The Customers Nobody Wants: Can Your Small Business Profit from the Deal Seeker?

Nobody wants the deal seeker, those customers who incessantly scope out the lowest prices and deepest discounts. They swoop in, take the deal, then leave, never to be heard from again. But should you give up entirely on this segment of consumers?

The Rise of the Deal Driven Consumer... And a Headache for Small Business Owners

Behind all the serious tech trends and passing fads, undeniable consumer realities and whims swirling around these days, there are two over-ridding trends that are happening concurrently:

1. A significant and growing segment of consumers are suffering from years of stalled wages, no employment, under-employment, cuts to consumer lines of credit and home equity, the threat, then realization of inflation, and an underlying economic and political insecurity... among other things. Frugal consumerism and bargain-hunting have become common place aided in part by a slew of online couponing and discount sites.

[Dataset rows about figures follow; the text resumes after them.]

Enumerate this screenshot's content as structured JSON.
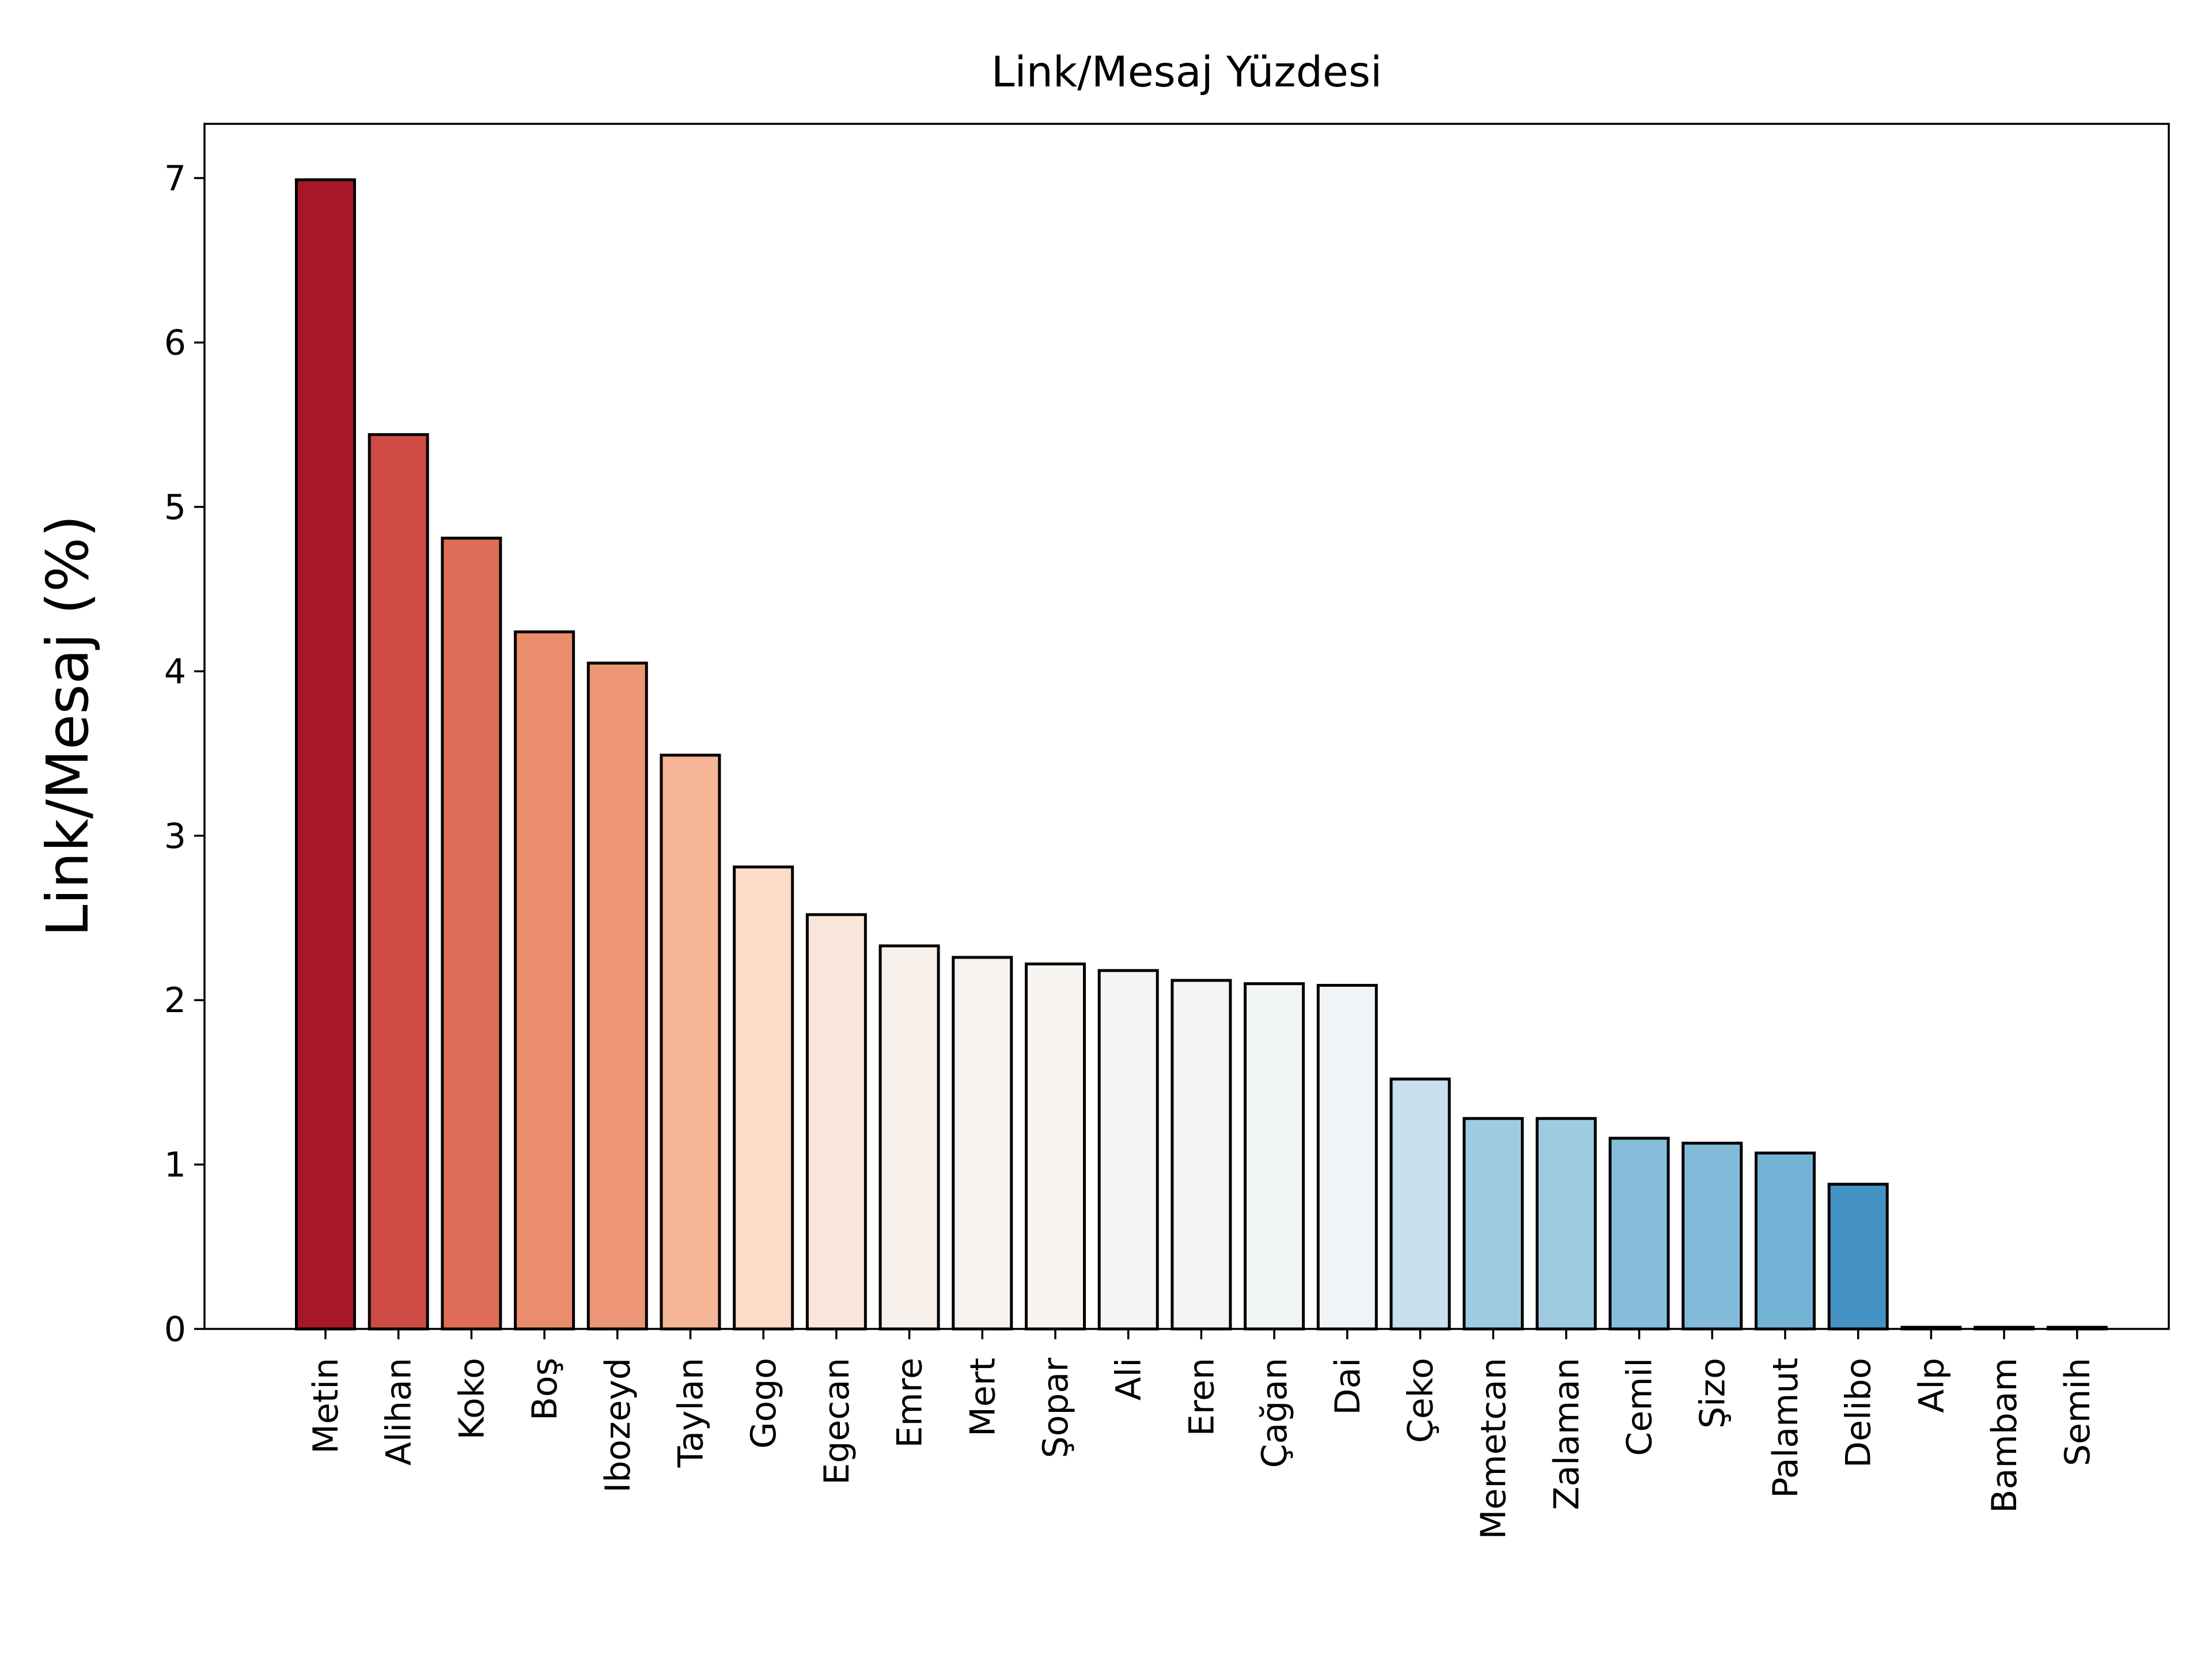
{
  "chart_data": {
    "type": "bar",
    "title": "Link/Mesaj Yüzdesi",
    "xlabel": "",
    "ylabel": "Link/Mesaj (%)",
    "ylim": [
      0,
      7.33
    ],
    "yticks": [
      0,
      1,
      2,
      3,
      4,
      5,
      6,
      7
    ],
    "grid": false,
    "legend": "none",
    "colormap": "diverging red-to-blue",
    "categories": [
      "Metin",
      "Alihan",
      "Koko",
      "Boş",
      "Ibozeyd",
      "Taylan",
      "Gogo",
      "Egecan",
      "Emre",
      "Mert",
      "Şopar",
      "Ali",
      "Eren",
      "Çağan",
      "Dai",
      "Çeko",
      "Memetcan",
      "Zalaman",
      "Cemil",
      "Şizo",
      "Palamut",
      "Delibo",
      "Alp",
      "Bambam",
      "Semih"
    ],
    "values": [
      6.99,
      5.44,
      4.81,
      4.24,
      4.05,
      3.49,
      2.81,
      2.52,
      2.33,
      2.26,
      2.22,
      2.18,
      2.12,
      2.1,
      2.09,
      1.52,
      1.28,
      1.28,
      1.16,
      1.13,
      1.07,
      0.88,
      0.01,
      0.01,
      0.01
    ],
    "colors": [
      "#a61728",
      "#ce4c45",
      "#e06d57",
      "#eb8c6c",
      "#ed9675",
      "#f5b596",
      "#fddcc9",
      "#f9e6da",
      "#f8f0eb",
      "#f7f2ee",
      "#f7f4f1",
      "#f4f5f4",
      "#f3f5f4",
      "#f2f5f5",
      "#f1f4f6",
      "#c8dfed",
      "#9ecbe1",
      "#9ecbe1",
      "#86bddb",
      "#82bad9",
      "#73b2d5",
      "#4593c4",
      "#2d7ab8",
      "#2f74b6",
      "#2e6fb2"
    ]
  }
}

2. Many small business owners these days are in a preoccupied scramble to prop up sagging sales, gain loyal customers, and maximize their operations primarily through cost-cutting tactics- even as the cost of most commodities have risen taking a big bite out of their profit margins and major legislative initiatives, such as the health care overhaul, remain clouded in obscurity. Where growth is happening, it's happening very cautiously.

On the surface, these two consumer behavior trends would seem to be at odds with each other. Consumers are being more cost conscious and less committed at a time when small businesses need them the most. Out of desperation, many small business owners try to drum up business by wooing bargain-hunters with steep discounts. But the vast majority of the time, these efforts fail as these non-committal customers go as quickly as they came without so much as looking back.

The Delicate Balance of Running a Small Business in Trying Times

Successfully running a small business is a delicate balance, and under difficult economic conditions that balance becomes even finer. On one hand, you don't want to be pouring precious resources into people who will "take the money and run." You want your dollars and your efforts to give you the biggest return on investment, especially if your profit margins have been strained.

But at the same time, almost every person who actually walks in the door is a potential repeat customer (or at least some kind of word-of-mouth advertisement for your business) even if that person only came to take advantage of a particular discount. The challenge is knowing how to increase your chances of hooking these customers, while expending a minimal amount of additional resources.

How Your Small Business Can Turn Bargain-Hunting Customers into Loyal Customers

While every business owner ultimately has to take into consideration the specific details of his or her own situation, there are some common tips and themes to keep in mind when dealing with customers who have come in to take advantage of a bargain or promotion:

  • Make sure your expectations are realistic. Keep in mind that those who come in for a deal often seem to have one-track minds, and they may be much harder to convert to loyal customers then those who come on their own or by a friend's recommendation. Expect that success rate will be lower; this will help to take some of the pressure off on your end. It may also help you to develop strategies to bring them back for more.
  • Choose your discounts and promotions wisely. Don't choose discounts that will break the bank. Instead, look for ones with a perceived value, that will more naturally lead to additional sales (such as a value meal that leaves out a profitable drink option), and where you have a chance (and the space) to both create a good experience and the opening for a future relationship.
  • Make sure you are adequately prepared for your promotion. This means doing some thinking and a little research before setting something in motion. Are you staffed enough to handle the excess traffic? Do you have enough equipment, products, and/or supplies? Also, don't forget to evaluate the experience afterward.
  • Know your limits! If you are in touch with and believe in the value of your products and services, then there is no need to bend over backwards to please a customer who just doesn't get it, doesn't care, or even worse, is rude. It's never worth it.
  • Your attitude makes a big impact. Following on the heels of the tips above, your attitude towards your chosen promotion and your deal-driven customers will significantly affect the success of your efforts. In an earlier post, I mentioned a study that linked the success of Groupon promotions with employee satisfaction. The most successful events (ie the ones that generated the most repeat customers and the biggest return on investment), were the ones where the positive attitude of the employees seemingly rubbed off on the customers, so much so that they bought additional items and/or came back to the business at a later date.

Bottom line: One of the most important things to keep in mind when dealing with discounts and promotions as well as the customers they attract, is that as much as money (and the savings of it) seems to be a major motivational factor, deep down, most customers are looking for experiences that make them feel good. Happy customers, even those deal seeking ones, are those in the best position to become loyal customers.